China challenges U.S. anti-dumping measures at WTO
GENEVA (Reuters) - China launched a trade dispute against the United States on Tuesday to challenge Washington's accusations that China has dumped cheap exports on the U.S. market, the World Trade Organization said in a statement.
The dispute, the first WTO complaint launched by China this year, was filed on the first day of the trade body's biennial ministerial conference, which is being held in Bali.
It is the eighth trade complaint that China has filed over U.S. trade remedies, the WTO said. Its case argues that Washington assesses "dumping" - selling exports at unfairly cheap prices - in a way that breaks WTO rules.
The WTO did not say which products were affected by the case, but China's Xinhua news agency cited Shen Danyang, spokesman for China's Ministry of Commerce, as saying there were 13 anti-dumping measures in question, covering products such as oil well pipelines and total exports of $8.4 billion.

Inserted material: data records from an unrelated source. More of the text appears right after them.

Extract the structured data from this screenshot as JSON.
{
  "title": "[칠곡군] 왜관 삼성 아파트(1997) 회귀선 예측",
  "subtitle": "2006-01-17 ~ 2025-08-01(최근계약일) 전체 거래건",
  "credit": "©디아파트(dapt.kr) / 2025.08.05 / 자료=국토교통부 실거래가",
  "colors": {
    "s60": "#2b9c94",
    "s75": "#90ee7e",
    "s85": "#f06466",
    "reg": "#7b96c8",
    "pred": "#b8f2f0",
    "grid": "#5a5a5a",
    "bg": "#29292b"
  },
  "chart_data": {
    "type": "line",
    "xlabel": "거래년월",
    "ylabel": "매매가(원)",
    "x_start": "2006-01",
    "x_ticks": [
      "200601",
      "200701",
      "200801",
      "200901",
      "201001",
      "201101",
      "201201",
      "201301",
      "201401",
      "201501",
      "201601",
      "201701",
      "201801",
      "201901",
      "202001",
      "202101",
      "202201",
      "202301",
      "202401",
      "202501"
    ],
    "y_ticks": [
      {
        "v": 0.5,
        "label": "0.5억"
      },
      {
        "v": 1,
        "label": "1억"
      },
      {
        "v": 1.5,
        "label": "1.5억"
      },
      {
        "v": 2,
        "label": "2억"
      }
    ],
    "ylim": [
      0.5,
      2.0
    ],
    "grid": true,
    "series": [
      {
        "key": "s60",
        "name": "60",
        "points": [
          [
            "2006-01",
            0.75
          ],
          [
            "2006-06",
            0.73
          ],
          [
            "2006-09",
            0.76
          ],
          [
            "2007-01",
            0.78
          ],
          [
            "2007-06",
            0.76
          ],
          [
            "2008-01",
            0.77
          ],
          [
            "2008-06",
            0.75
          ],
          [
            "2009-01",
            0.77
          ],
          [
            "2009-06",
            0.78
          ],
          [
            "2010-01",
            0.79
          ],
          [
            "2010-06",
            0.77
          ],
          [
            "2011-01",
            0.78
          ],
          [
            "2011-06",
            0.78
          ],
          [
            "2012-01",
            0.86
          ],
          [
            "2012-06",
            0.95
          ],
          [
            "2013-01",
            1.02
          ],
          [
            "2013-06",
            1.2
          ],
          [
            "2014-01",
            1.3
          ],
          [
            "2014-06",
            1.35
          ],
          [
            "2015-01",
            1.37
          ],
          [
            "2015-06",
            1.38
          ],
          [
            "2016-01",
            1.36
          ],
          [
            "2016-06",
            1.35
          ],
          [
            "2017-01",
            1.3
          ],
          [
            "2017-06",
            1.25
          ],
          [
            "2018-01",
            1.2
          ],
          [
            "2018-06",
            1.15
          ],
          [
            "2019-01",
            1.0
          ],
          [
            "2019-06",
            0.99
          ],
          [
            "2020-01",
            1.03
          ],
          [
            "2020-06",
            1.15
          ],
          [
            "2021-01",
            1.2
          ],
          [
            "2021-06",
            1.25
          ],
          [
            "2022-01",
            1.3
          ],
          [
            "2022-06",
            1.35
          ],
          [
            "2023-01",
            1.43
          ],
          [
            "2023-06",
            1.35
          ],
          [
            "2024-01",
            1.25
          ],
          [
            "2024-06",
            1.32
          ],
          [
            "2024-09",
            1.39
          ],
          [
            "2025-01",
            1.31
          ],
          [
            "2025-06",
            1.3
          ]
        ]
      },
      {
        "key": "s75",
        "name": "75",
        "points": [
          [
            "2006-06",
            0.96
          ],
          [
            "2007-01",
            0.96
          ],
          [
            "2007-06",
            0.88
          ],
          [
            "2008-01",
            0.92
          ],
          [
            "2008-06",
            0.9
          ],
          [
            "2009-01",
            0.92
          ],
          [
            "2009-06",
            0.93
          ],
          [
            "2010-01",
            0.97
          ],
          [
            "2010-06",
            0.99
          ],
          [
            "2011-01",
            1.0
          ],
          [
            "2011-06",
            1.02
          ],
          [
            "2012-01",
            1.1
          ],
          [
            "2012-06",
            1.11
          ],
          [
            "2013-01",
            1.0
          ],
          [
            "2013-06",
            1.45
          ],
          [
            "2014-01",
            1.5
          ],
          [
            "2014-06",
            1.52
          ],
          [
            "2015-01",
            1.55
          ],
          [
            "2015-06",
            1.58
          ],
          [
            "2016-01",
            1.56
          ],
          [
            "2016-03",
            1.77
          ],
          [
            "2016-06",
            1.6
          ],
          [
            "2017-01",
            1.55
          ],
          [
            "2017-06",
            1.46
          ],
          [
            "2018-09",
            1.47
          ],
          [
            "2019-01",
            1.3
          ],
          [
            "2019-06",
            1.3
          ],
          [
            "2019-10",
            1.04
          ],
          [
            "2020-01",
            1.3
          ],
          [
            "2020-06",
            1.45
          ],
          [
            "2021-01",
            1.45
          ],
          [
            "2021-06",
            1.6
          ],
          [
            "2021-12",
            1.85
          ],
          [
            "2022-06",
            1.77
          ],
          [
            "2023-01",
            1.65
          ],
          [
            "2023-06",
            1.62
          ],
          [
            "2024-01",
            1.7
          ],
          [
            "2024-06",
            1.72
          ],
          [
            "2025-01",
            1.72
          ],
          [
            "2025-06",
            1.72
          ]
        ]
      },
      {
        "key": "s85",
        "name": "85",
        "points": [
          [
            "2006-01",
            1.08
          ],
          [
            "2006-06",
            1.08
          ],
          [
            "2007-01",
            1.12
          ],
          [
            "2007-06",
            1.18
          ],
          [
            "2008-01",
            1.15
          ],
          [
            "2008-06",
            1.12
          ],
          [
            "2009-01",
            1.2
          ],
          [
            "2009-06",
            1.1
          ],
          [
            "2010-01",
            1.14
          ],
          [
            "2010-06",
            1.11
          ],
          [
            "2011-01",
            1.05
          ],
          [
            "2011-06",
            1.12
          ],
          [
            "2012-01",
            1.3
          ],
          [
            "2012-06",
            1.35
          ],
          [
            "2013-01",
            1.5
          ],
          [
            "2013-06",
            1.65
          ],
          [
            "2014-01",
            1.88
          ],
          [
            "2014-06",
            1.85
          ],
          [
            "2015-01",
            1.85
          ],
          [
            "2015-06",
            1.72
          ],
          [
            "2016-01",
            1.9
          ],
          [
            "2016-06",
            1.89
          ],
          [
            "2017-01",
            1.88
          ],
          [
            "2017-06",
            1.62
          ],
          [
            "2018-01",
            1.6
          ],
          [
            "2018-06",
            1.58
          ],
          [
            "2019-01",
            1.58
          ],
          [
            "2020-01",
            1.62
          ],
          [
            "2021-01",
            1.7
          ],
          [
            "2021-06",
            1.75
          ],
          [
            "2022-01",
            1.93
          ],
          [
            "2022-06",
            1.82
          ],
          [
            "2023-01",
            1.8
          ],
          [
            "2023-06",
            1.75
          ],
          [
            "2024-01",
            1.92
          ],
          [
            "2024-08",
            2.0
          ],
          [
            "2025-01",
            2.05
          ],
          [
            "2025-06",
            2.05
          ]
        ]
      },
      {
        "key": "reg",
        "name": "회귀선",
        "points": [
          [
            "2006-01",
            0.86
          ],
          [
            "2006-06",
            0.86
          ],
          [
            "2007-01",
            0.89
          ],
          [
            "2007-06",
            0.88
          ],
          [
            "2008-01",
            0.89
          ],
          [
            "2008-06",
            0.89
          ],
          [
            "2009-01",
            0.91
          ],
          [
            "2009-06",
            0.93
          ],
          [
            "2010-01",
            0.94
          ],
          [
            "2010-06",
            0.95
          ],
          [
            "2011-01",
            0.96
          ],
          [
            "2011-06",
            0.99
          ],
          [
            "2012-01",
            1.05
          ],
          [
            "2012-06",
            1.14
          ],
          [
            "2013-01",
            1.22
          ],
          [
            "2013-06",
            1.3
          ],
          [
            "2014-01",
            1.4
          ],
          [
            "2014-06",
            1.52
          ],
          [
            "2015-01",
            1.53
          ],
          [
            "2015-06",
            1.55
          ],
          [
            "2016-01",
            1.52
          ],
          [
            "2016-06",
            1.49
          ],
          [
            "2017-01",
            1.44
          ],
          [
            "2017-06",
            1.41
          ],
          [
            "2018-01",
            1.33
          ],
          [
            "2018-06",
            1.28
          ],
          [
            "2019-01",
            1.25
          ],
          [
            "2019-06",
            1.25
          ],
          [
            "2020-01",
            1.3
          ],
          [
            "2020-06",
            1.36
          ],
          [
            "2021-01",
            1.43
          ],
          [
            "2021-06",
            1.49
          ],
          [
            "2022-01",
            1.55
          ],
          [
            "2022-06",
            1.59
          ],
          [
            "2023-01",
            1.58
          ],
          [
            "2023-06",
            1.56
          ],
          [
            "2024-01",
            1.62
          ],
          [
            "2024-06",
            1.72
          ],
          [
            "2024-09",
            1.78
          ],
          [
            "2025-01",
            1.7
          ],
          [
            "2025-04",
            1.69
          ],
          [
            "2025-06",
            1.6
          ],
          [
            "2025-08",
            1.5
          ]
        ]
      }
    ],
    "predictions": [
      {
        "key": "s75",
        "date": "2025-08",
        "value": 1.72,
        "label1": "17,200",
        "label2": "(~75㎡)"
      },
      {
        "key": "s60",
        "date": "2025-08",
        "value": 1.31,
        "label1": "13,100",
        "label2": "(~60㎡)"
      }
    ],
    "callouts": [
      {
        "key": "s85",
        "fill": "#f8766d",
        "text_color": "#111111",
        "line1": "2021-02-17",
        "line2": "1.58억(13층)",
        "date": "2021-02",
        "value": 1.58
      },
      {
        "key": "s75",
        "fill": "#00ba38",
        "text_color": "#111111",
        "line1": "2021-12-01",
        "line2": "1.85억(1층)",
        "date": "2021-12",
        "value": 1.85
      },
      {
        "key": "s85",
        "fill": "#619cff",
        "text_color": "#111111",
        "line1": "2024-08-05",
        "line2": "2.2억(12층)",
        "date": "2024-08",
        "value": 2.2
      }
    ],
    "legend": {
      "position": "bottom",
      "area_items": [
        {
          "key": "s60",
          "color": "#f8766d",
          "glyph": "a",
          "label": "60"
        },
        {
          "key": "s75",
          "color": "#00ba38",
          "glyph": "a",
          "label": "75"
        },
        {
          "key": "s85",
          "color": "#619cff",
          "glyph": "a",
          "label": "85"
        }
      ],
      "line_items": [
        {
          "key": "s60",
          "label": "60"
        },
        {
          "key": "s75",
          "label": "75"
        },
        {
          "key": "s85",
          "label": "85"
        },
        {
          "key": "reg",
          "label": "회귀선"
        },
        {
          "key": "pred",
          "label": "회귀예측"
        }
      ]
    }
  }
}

The United States has 60 days to try to settle the complaint. After that China could ask the WTO to adjudicate.
The United States has repeatedly lost WTO cases over its use of a particular calculation for assessing suspected dumping cases.
The United States has said that its calculation method, known as "zeroing", is superior to the WTO's approved methodology, but it has nevertheless promised not to use it in future, after losing numerous legal rulings over the issue.